One Current in Psychology Gives New Meaning to the Idea of “Being the Best”
Humanistic psychology holds that people naturally seek to develop their potential.
One of the fundamental concerns of all people is well-being. What it consists of, how it’s obtained, how it’s preserved, what fosters well-being, and what threatens it. All these questions are asked about the notion (and the desire) for “being well.” Such questions have accompanied civilization from the remotest times until today.
In a sense, it couldn’t have been otherwise. To the extent that our living conditions change over time, it seems that it’s not possible to arrive at a single formula which will indicate a path to good living and fulfillment (the path of which Aristotle wrote, to name but one example). One needs to consider the subjectivity of the individual, the needs of any given person, and the ideas that each one has formed around this concept. That means that there’s no single answer to the apparently simple question, “What does it mean to be well?”
An approach worth looking at is that of humanistic psychology, a current within studies on the psyche which gained strength in the mid-20th-century based on the research of Abraham Maslow, Carl Rogers and Virginia Satir, among others. In a rough sense, the fundamental principle of the school is that people seek continuous improvement, as this is a natural impulse that leads one to configure the best version of oneself.
Theorists of humanistic psychology took up their ideas from Greek philosophy, from existentialism (from Kierkegaard to Sartre), from phenomenology, and even from certain ideas within the Judeo-Christian tradition. Their point is to defend people’s tendency to develop to their full potential, though they’re not always channeled in that direction.
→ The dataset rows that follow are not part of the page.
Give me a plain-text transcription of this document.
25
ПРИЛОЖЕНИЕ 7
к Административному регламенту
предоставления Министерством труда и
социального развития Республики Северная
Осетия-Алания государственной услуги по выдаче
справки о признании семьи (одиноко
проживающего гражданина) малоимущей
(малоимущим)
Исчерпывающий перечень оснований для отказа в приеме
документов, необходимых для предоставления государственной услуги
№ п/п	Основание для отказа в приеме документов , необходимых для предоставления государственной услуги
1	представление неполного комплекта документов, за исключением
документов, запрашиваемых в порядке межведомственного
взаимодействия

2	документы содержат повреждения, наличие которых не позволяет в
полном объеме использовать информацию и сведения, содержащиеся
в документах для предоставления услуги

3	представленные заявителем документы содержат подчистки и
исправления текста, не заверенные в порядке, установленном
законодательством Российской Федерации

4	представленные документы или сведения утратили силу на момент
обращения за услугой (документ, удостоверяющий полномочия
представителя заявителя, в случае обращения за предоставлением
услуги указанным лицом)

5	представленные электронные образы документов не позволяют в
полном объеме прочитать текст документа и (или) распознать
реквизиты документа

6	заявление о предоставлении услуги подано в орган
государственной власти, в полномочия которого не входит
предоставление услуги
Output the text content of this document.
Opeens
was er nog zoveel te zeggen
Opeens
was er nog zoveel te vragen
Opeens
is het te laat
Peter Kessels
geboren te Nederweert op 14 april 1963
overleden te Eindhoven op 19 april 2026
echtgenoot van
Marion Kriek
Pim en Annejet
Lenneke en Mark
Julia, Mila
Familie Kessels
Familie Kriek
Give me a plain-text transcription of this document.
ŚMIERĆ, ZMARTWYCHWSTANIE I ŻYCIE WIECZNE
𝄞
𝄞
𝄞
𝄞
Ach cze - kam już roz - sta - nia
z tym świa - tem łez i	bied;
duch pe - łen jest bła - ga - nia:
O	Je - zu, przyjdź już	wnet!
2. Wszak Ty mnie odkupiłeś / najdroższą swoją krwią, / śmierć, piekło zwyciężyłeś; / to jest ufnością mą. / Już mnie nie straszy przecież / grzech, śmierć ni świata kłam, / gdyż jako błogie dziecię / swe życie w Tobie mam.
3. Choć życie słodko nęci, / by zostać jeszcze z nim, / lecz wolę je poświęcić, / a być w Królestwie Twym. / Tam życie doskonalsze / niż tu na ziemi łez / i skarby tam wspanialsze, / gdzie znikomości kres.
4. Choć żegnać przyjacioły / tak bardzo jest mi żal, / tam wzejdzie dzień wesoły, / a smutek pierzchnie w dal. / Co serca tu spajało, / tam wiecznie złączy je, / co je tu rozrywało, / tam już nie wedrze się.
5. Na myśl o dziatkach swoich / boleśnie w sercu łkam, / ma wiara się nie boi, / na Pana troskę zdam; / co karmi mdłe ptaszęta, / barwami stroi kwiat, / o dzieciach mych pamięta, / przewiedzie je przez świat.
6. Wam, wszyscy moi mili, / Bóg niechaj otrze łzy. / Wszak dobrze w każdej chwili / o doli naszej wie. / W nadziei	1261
According to humanistic psychologists, life itself seems to be aimed at this purpose, but only within people does self-improvement involve a transcendental result, beyond physical, material, or biological need.
One of the best-known developments of this approach is “Maslow’s Pyramid,” a hierarchical organization of the direction that human force follows in satisfying basic needs (which determine survival) to ultimate improvements which allow for the development of our personal potential into fulfilling action.
It’s worth noting, too, that humanistic psychology concept shouldn’t be understood as a kind of career which is incessantly pursued, or as a competition whose sole objective is to be “the best,” as this is unsustainable. In our own time, this is the cause of disorders like chronic fatigue, depression and burnout. According to Carl Rogers, the search for well-being is understood in humanistic psychology “as a process, not a state of being. It is a direction, not a destination.” How can we understand such a posture? Put simply, with the idea that being the best is nothing more than being well.
Perhaps nothing more than this need concern us in life: be well – and stand out for it.